School of Chemistry and Biosciences, University of Bradford, Richmond Road, BD7 1DP, Bradford, UK.
Université Paris-Saclay, CNRS, Institut Galien Paris-Saclay, 5, rue J.-B. Clément, 92296, Châtenay-Malabry, France.
Chembiochem. 2022 May 18;23(10):e202100641. doi: 10.1002/cbic.202100641. Epub 2022 Jan 27.

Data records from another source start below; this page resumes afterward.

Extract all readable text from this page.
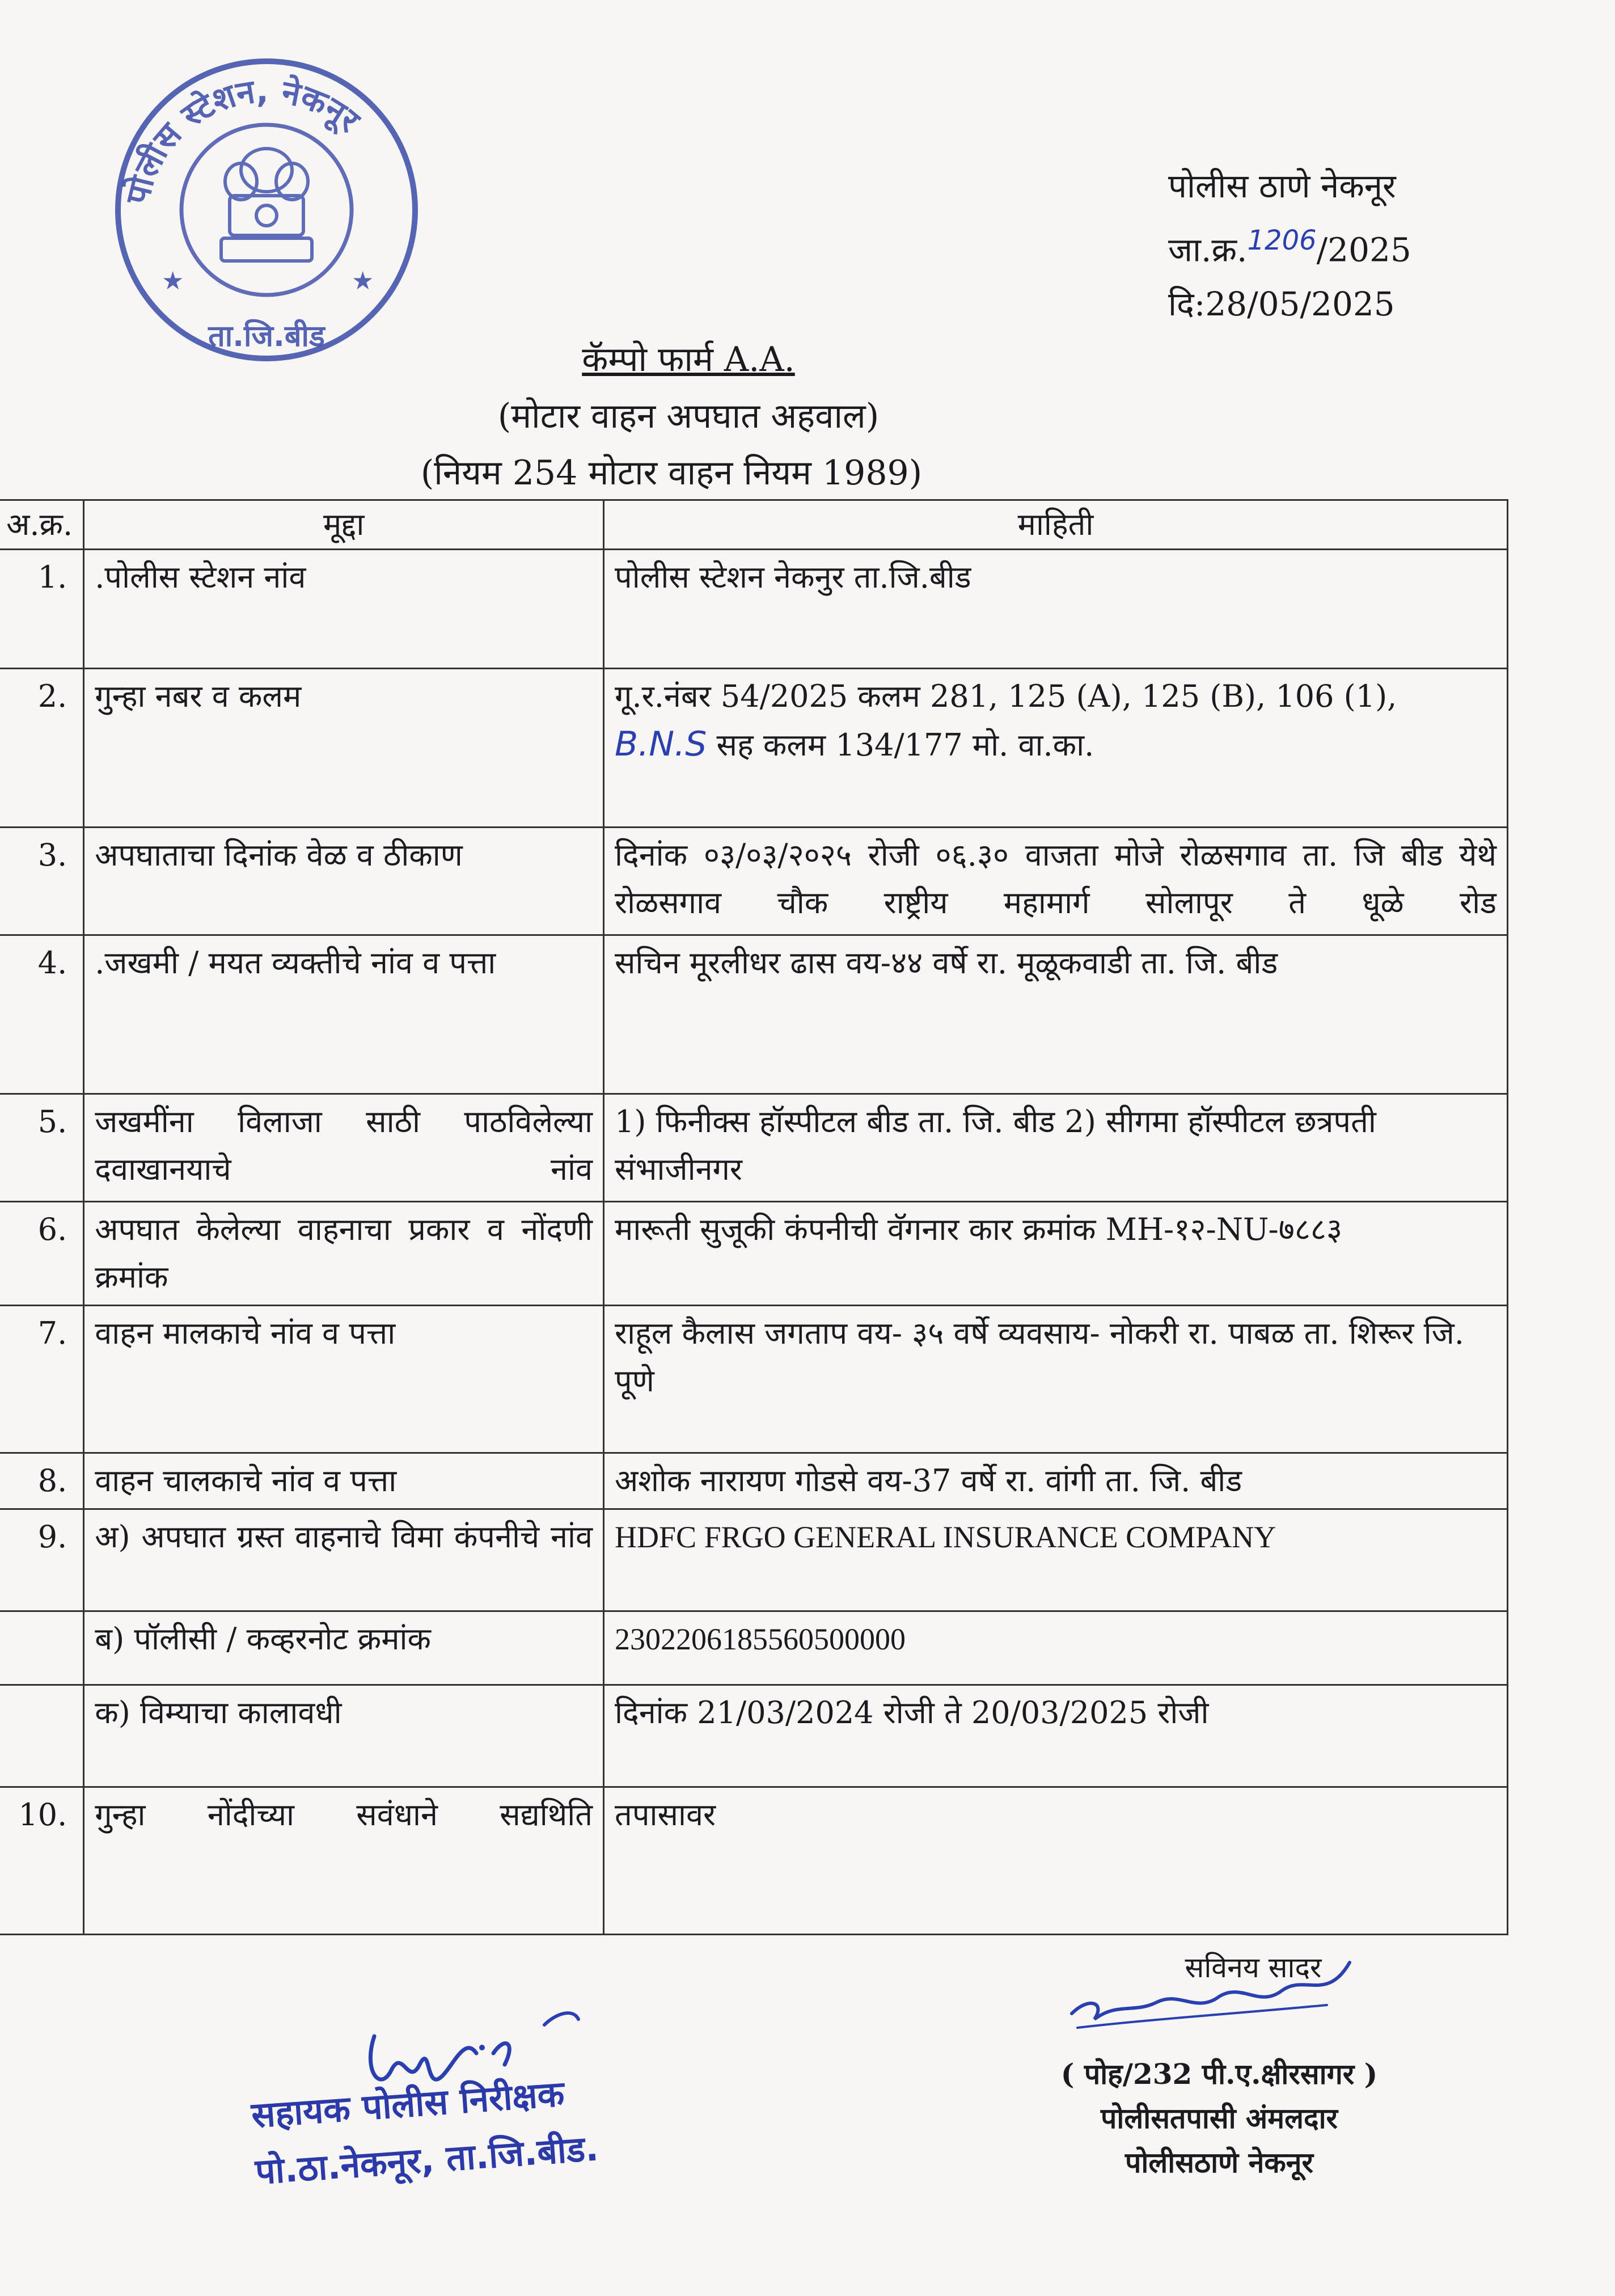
पोलीस स्टेशन, नेकनूर
ता.जि.बीड
★	★
पोलीस ठाणे नेकनूर
जा.क्र.$^{1206}$/2025
दि:28/05/2025
कॅम्पो फार्म A.A.
(मोटार वाहन अपघात अहवाल)
(नियम 254 मोटार वाहन नियम 1989)
अ.क्र.	मूद्दा	माहिती
1.	.पोलीस स्टेशन नांव	पोलीस स्टेशन नेकनुर ता.जि.बीड
2.	गुन्हा नबर व कलम	गू.र.नंबर 54/2025 कलम 281, 125 (A), 125 (B), 106 (1),
B.N.S सह कलम 134/177 मो. वा.का.

3.	अपघाताचा दिनांक वेळ व ठीकाण	दिनांक ०३/०३/२०२५ रोजी ०६.३० वाजता मोजे रोळसगाव ता. जि बीड येथे रोळसगाव चौक राष्ट्रीय महामार्ग सोलापूर ते धूळे रोड
4.	.जखमी / मयत व्यक्तीचे नांव व पत्ता	सचिन मूरलीधर ढास वय-४४ वर्षे रा. मूळूकवाडी ता. जि. बीड
5.	जखमींना विलाजा साठी पाठविलेल्या दवाखानयाचे नांव	1) फिनीक्स हॉस्पीटल बीड ता. जि. बीड 2) सीगमा हॉस्पीटल छत्रपती संभाजीनगर
6.	अपघात केलेल्या वाहनाचा प्रकार व नोंदणी क्रमांक	मारूती सुजूकी कंपनीची वॅगनार कार क्रमांक MH-१२-NU-७८८३
7.	वाहन मालकाचे नांव व पत्ता	राहूल कैलास जगताप वय- ३५ वर्षे व्यवसाय- नोकरी रा. पाबळ ता. शिरूर जि. पूणे
8.	वाहन चालकाचे नांव व पत्ता	अशोक नारायण गोडसे वय-37 वर्षे रा. वांगी ता. जि. बीड
9.	अ) अपघात ग्रस्त वाहनाचे विमा कंपनीचे नांव	HDFC FRGO GENERAL INSURANCE COMPANY
	ब) पॉलीसी / कव्हरनोट क्रमांक	2302206185560500000
	क) विम्याचा कालावधी	दिनांक 21/03/2024 रोजी ते 20/03/2025 रोजी
10.	गुन्हा नोंदीच्या सवंधाने सद्यथिति	तपासावर
सहायक पोलीस निरीक्षक
पो.ठा.नेकनूर, ता.जि.बीड.
सविनय सादर
( पोह/232 पी.ए.क्षीरसागर )
पोलीसतपासी अंमलदार
पोलीसठाणे नेकनूर
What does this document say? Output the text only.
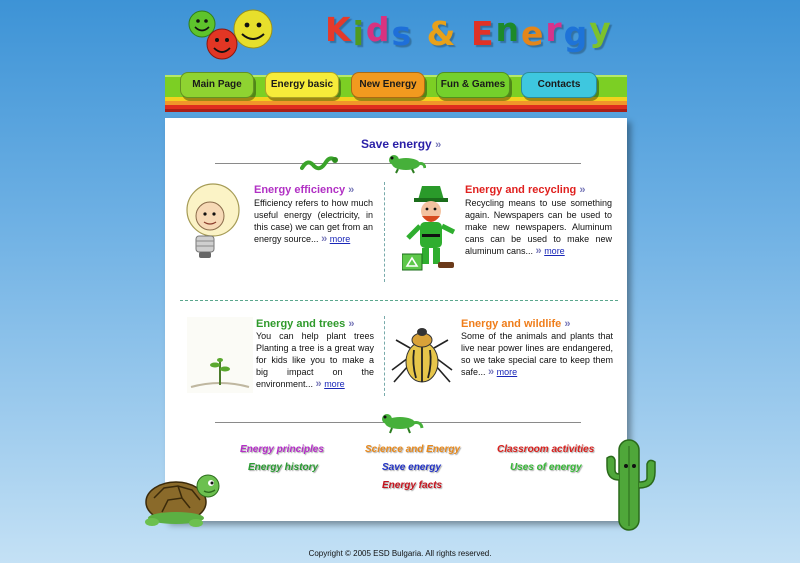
Kids & Energy
Main Page	Energy basic	New Energy	Fun & Games	Contacts
Save energy »
Energy efficiency »
Efficiency refers to how much useful energy (electricity, in this case) we can get from an energy source... » more
Energy and recycling »
Recycling means to use something again. Newspapers can be used to make new newspapers. Aluminum cans can be used to make new aluminum cans... » more
Energy and trees »
You can help plant trees Planting a tree is a great way for kids like you to make a big impact on the environment... » more
Energy and wildlife »
Some of the animals and plants that live near power lines are endangered, so we take special care to keep them safe... » more
Energy principles	Science and Energy	Classroom activities
Energy history	Save energy	Uses of energy
Energy facts
Copyright © 2005 ESD Bulgaria. All rights reserved.
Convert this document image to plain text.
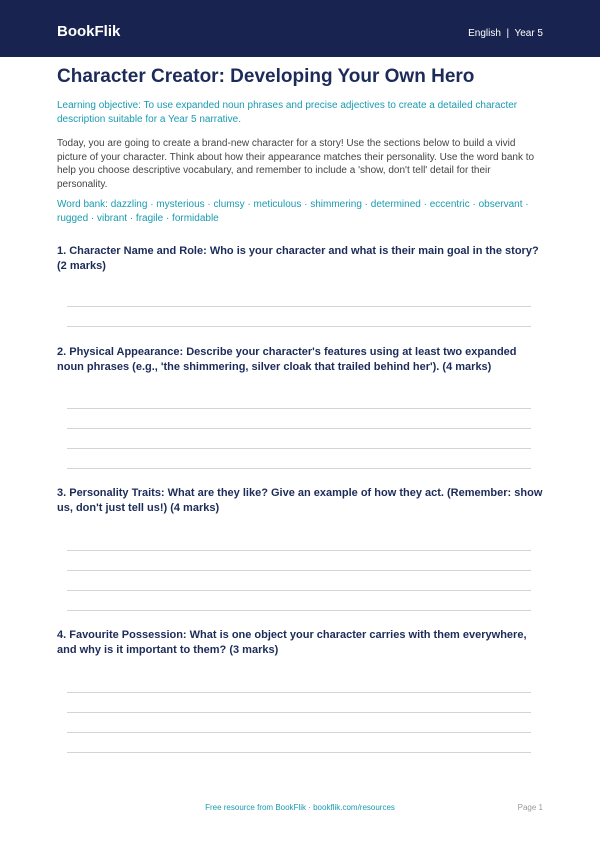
BookFlik	English  |  Year 5
Character Creator: Developing Your Own Hero
Learning objective: To use expanded noun phrases and precise adjectives to create a detailed character description suitable for a Year 5 narrative.
Today, you are going to create a brand-new character for a story! Use the sections below to build a vivid picture of your character. Think about how their appearance matches their personality. Use the word bank to help you choose descriptive vocabulary, and remember to include a 'show, don't tell' detail for their personality.
Word bank: dazzling · mysterious · clumsy · meticulous · shimmering · determined · eccentric · observant · rugged · vibrant · fragile · formidable
1. Character Name and Role: Who is your character and what is their main goal in the story? (2 marks)
2. Physical Appearance: Describe your character's features using at least two expanded noun phrases (e.g., 'the shimmering, silver cloak that trailed behind her'). (4 marks)
3. Personality Traits: What are they like? Give an example of how they act. (Remember: show us, don't just tell us!) (4 marks)
4. Favourite Possession: What is one object your character carries with them everywhere, and why is it important to them? (3 marks)
Free resource from BookFlik · bookflik.com/resources	Page 1
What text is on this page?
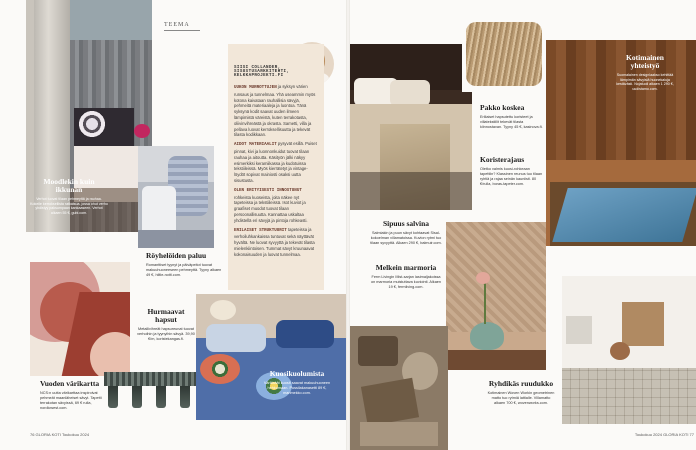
Moodlekin kuin ikkunan
Verhot tuovat tilaan pehmeyttä ja rauhaa. Kokeile kerroksellista ratkaisua, jossa ohut verho yhdistyy paksumpaan kankaaseen. Verhot alkaen 55 €, gubi.com.
TEEMA
SIISI COLLANDER,
SISUSTUSARKKITEHTI,
KELKKAPROJEKTI.FI
UUKON MURROTTUJEN ja syksyn värien runsaus ja tunnelmaa. Yhä useammin myös kotona kaivataan rauhallisia sävyjä, pehmeitä materiaaleja ja luontoa. Tänä syksynä kodit saavat uuden ilmeen lämpimistä väreistä, kuten terrakotasta, oliivinvihreästä ja okrasta. Sametti, villa ja pellava luovat kerroksellisuutta ja tekevät tilasta kodikkaan.
AIDOT MATERIAALIT pysyvät esillä. Puiset pinnat, kivi ja luonnonkuidut tuovat tilaan rauhaa ja aitoutta. Käsityön jälki näkyy esimerkiksi keramiikassa ja kudotuissa tekstiileissä. Myös kierrätetyt ja vintage-löydöt sopivat mainiosti osaksi uutta sisustusta.
OLEN ERITYISESTI INNOSTUNUT rohkeista kuoseista, joita näkee nyt tapeteissa ja tekstiileissä. Isot kuviot ja graafiset muodot tuovat tilaan persoonallisuutta. Kannattaa uskaltaa yhdistellä eri sävyjä ja pintoja rohkeasti.
ERILAISET STRUKTUURIT tapeteissa ja verhoiluhkankaissa tuntuvat sekä näyttävät hyvältä. Ne luovat syvyyttä ja tekevät tilasta mielenkiintoisen. Tummat sävyt kruunaavat kokonaisuuden ja luovat tunnelmaa.
Röyhelöiden paluu
Romanttiset tyynyt ja päiväpeitot tuovat makuuhuoneeseen pehmeyttä. Tyyny alkaen 49 €, hiltle-notti.com.
Hurmaavat hapsut
Metallivihreät hapsureunat tuovat verhoihin ja tyynyihin sävyä. 39,90 €/m, koristekangas.fi.
Vuoden värikartta
NCS:n uutta värikarttaa inspiroivat pehmeät maanläheiset sävyt. Tapetti terrakotan sävyissä, 69 € rulla, nordicwest.com.
Kuosikuolumista
Värikkäät kuosit saavat makuuhuoneen hehkumaan. Pussilakanasetti 89 €, marimekko.com.
76 GLORIA KOTI Toukokuu 2024
Pakko koskea
Eriliaiset hapsutettu koristeet ja villatekstiilit tekevät tilasta kiinnostavan. Tyyny 45 €, kasinova.fi.
Koristerajaus
Oletko valmis kuosi-rohkeaan tapettiin? Klassinen reunus tuo tilaan ryhtiä ja rajaa seinän kauniisti. 80 €/rulla, boras-tapeter.com.
Kotimainen yhteistyö
Suomalainen designlaakso kehittää lämpimän sävyisiä huonekaluja kestävästi. Nojatuoli alkaen 1 290 €, uudistamo.com.
Sipuus salvina
Salmiakin ja puun sävyt kohtaavat Sisal-kokoelman villamatoissa. Kuvion rytmi tuo tilaan syvyyttä. Alkaen 290 €, balmuir.com.
Melkein marmoria
Ferm Livingin Mist-sarjan lasimaljakoissa on marmoria muistuttava kuviointi. Alkaen 19 €, fermliving.com.
Ryhdikäs ruudukko
Kotimainen Woven Workin geometrinen matto tuo rytmiä lattialle. Villamatto alkaen 700 €, wovenworks.com.
Toukokuu 2024 GLORIA KOTI 77
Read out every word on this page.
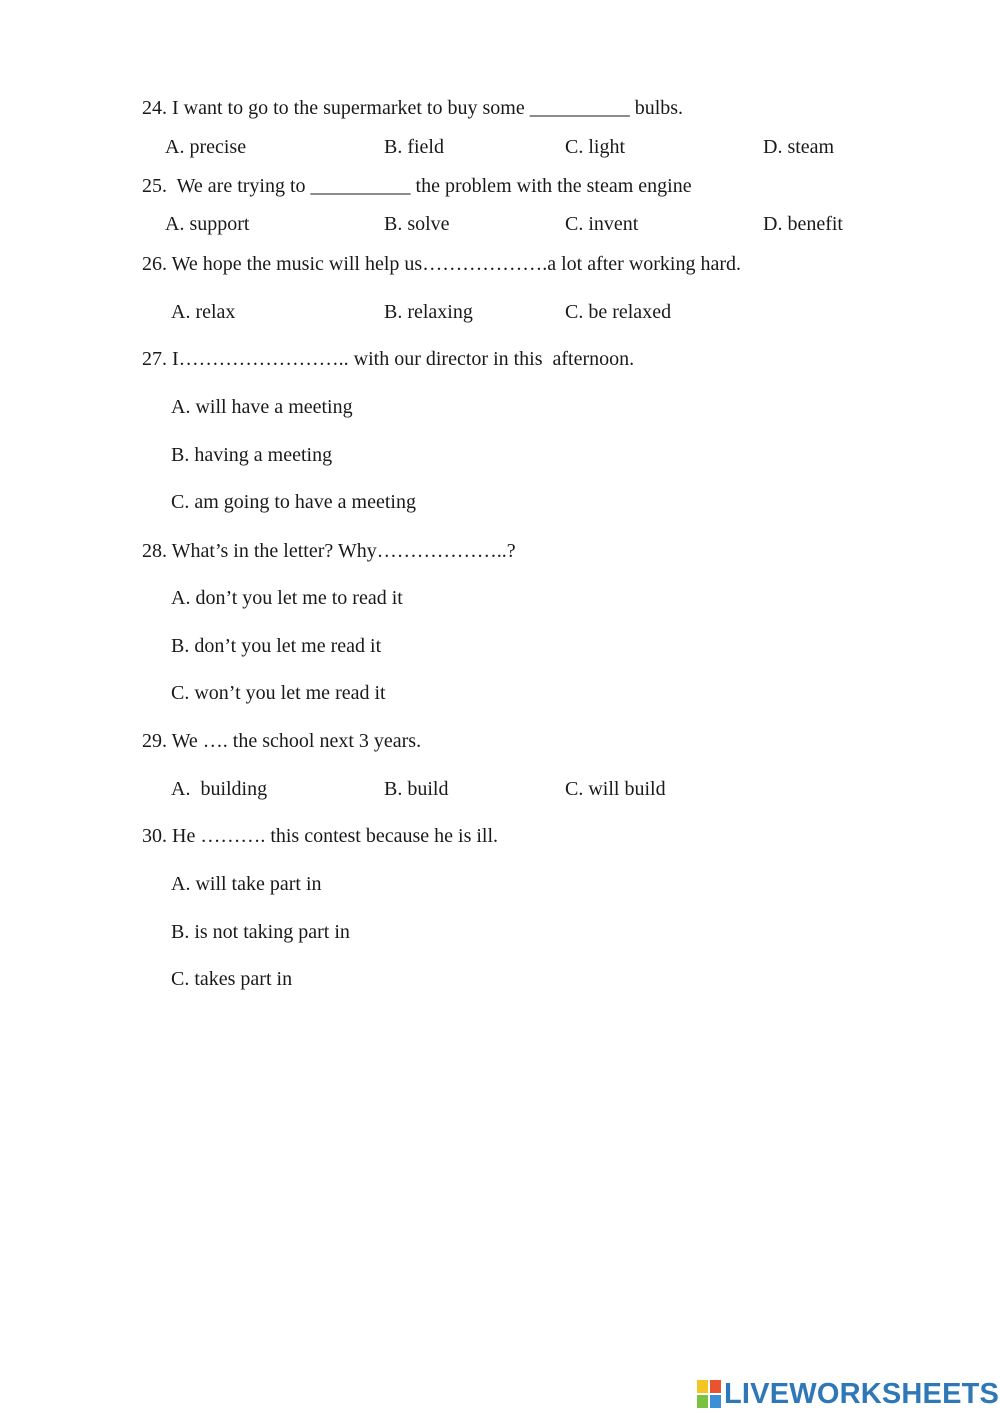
24. I want to go to the supermarket to buy some __________ bulbs.
A. precise	B. field	C. light	D. steam
25.  We are trying to __________ the problem with the steam engine
A. support	B. solve	C. invent	D. benefit
26. We hope the music will help us……………….a lot after working hard.
A. relax	B. relaxing	C. be relaxed
27. I…………………….. with our director in this  afternoon.
A. will have a meeting
B. having a meeting
C. am going to have a meeting
28. What’s in the letter? Why………………..?
A. don’t you let me to read it
B. don’t you let me read it
C. won’t you let me read it
29. We …. the school next 3 years.
A.  building	B. build	C. will build
30. He ………. this contest because he is ill.
A. will take part in
B. is not taking part in
C. takes part in
LIVEWORKSHEETS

Excessive cellular oxidative stress is widely perceived as a key factor in pathophysiological conditions and cancer development. Healthy cells use several mechanisms to maintain intracellular levels of reactive oxygen species (ROS) and overall redox homeostasis to avoid damage to DNA, proteins, and lipids. Cancer cells, in contrast, exhibit elevated ROS levels and upregulated protective antioxidant pathways. Counterintuitively, such elevated oxidative stress and enhanced antioxidant defence mechanisms in cancer cells provide a therapeutic opportunity for the development of drugs with different anticancer mechanisms of action (MoA). In this review, oxidative stress and the role of ROS in cells are described. The tumour-suppressive and tumour-promotive functions of ROS are discussed, and these two different therapeutic strategies (increasing or decreasing ROS to fight cancer) are compared. Clinically approved drugs with demonstrated oxidative stress anticancer MoAs are highlighted followed by description of examples of metal-based anticancer drug candidates causing oxidative stress in cancer cells via novel MoAs.
细胞内过度的氧化应激被广泛认为是病理生理状态和癌症发展的关键因素。健康细胞利用多种机制来维持细胞内活性氧(ROS)的水平和整体氧化还原平衡,以避免 DNA、蛋白质和脂质受损。相比之下,癌细胞表现出升高的 ROS 水平和上调的保护性抗氧化途径。矛盾的是,癌细胞中这种升高的氧化应激和增强的抗氧化防御机制为开发具有不同作用机制(MoA)的抗癌药物提供了治疗机会。在这篇综述中,描述了氧化应激和 ROS 在细胞中的作用。讨论了 ROS 在肿瘤抑制和促进中的作用,并比较了这两种不同的治疗策略(增加或减少 ROS 以对抗癌症)。重点介绍了具有已证实的氧化应激抗癌 MoA 的临床批准药物,随后描述了通过新型 MoA 在癌细胞中引起氧化应激的基于金属的候选抗癌药物的实例。